A joint investigative team made up of Akwesasne Mohawk Police Service (AMPS) and St. Regis Mohawk Police officers concluded a three-month investigation into the illicit sale of OxyContin prescription medication on May 27 with the arrest of Robert J. Lazore, 33, in Snye, Que.
Lazore was charged with possession for the purpose of trafficking a schedule one narcotic after police searched his home to find an unspecified number of OxyContin tablets and cash.
The three-month long investigation culminated with results that reflect drug trafficking, said Det.-Const. Kariwate Mitchell.
The search resulted in items being located and seized that reflect drug trafficking activity.

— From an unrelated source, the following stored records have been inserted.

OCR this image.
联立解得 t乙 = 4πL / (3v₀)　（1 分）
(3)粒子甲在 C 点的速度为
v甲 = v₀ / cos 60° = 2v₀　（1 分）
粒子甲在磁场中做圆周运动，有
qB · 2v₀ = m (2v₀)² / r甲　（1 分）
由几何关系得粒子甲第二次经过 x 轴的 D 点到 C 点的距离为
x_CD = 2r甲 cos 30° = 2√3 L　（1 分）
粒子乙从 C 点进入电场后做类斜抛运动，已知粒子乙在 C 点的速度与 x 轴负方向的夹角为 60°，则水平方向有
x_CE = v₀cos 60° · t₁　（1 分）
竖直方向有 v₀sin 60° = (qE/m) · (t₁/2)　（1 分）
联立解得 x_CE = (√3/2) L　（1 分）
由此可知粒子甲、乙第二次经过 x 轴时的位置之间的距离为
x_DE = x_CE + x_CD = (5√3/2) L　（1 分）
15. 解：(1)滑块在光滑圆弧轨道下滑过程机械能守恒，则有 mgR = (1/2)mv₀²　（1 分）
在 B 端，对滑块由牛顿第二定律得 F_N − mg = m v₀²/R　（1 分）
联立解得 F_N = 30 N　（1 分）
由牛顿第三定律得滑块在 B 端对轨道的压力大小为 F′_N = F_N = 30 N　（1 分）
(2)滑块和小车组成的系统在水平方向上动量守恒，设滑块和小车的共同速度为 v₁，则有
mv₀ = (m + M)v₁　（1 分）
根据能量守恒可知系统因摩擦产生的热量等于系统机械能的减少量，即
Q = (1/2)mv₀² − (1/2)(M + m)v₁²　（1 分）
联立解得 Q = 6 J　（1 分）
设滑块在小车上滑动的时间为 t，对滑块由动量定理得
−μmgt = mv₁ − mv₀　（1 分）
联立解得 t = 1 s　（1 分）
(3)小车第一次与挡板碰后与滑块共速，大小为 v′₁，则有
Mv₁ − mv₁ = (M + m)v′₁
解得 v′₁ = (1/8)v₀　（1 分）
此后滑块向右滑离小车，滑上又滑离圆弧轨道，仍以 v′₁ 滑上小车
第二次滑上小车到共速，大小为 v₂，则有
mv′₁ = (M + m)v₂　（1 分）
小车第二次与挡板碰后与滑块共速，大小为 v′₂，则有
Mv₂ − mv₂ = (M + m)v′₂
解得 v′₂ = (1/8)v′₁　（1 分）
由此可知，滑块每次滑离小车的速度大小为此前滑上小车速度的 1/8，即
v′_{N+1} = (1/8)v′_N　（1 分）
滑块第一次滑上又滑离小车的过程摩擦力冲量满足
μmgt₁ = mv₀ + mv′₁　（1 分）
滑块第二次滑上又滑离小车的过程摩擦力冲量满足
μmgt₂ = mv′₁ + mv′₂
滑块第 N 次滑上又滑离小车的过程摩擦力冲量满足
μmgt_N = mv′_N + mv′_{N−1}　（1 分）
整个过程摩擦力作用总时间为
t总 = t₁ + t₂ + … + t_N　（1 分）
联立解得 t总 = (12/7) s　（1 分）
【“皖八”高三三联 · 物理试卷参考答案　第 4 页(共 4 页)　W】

AMPS Chief of Police Jerry Swamp said Lazore was released after a bail hearing earlier this week in a Valleyfield, Que. courtroom.
The joint Akwesasne police team is investigating several other individuals for OxyContin trafficking, Swamp said, but no one believed to be connected to Lazore.
Swamp said the joint effort led by AMPS got strong assistance from the St. Regis Mohawk Tribal Police.
The investigation was started by our agency, however the St. Regis Mohawk Tribal Police provided a large amount of intelligence that contributed to the conclusion of this investigation said Swamp.
The OxyContin problem is a concern for everyone in the community and we will continue working together to eliminate the street trafficking.
Akwesasne police has identified the illegal sale of prescription medications as a priority and has been actively participating in community focus group meetings to educate residents about the problems created by abusing such powerful painkillers.
The impact of OxyContin abuse on community safety is serious and leads to increases in a wide spectrum of violent acts and property crimes Mitchell said.
The street value for one OxyContin tablet of 80 milligrams is $50. Many young people are on an eight to 10 pill-a- day habit.
Police say many individuals who have become addicted to OxyContin try to quit, but the pain from withdrawal is so extreme that they often go back to the drug.
Swamp said people selling this stuff are making money from the suffering of our youth. It will not be tolerated.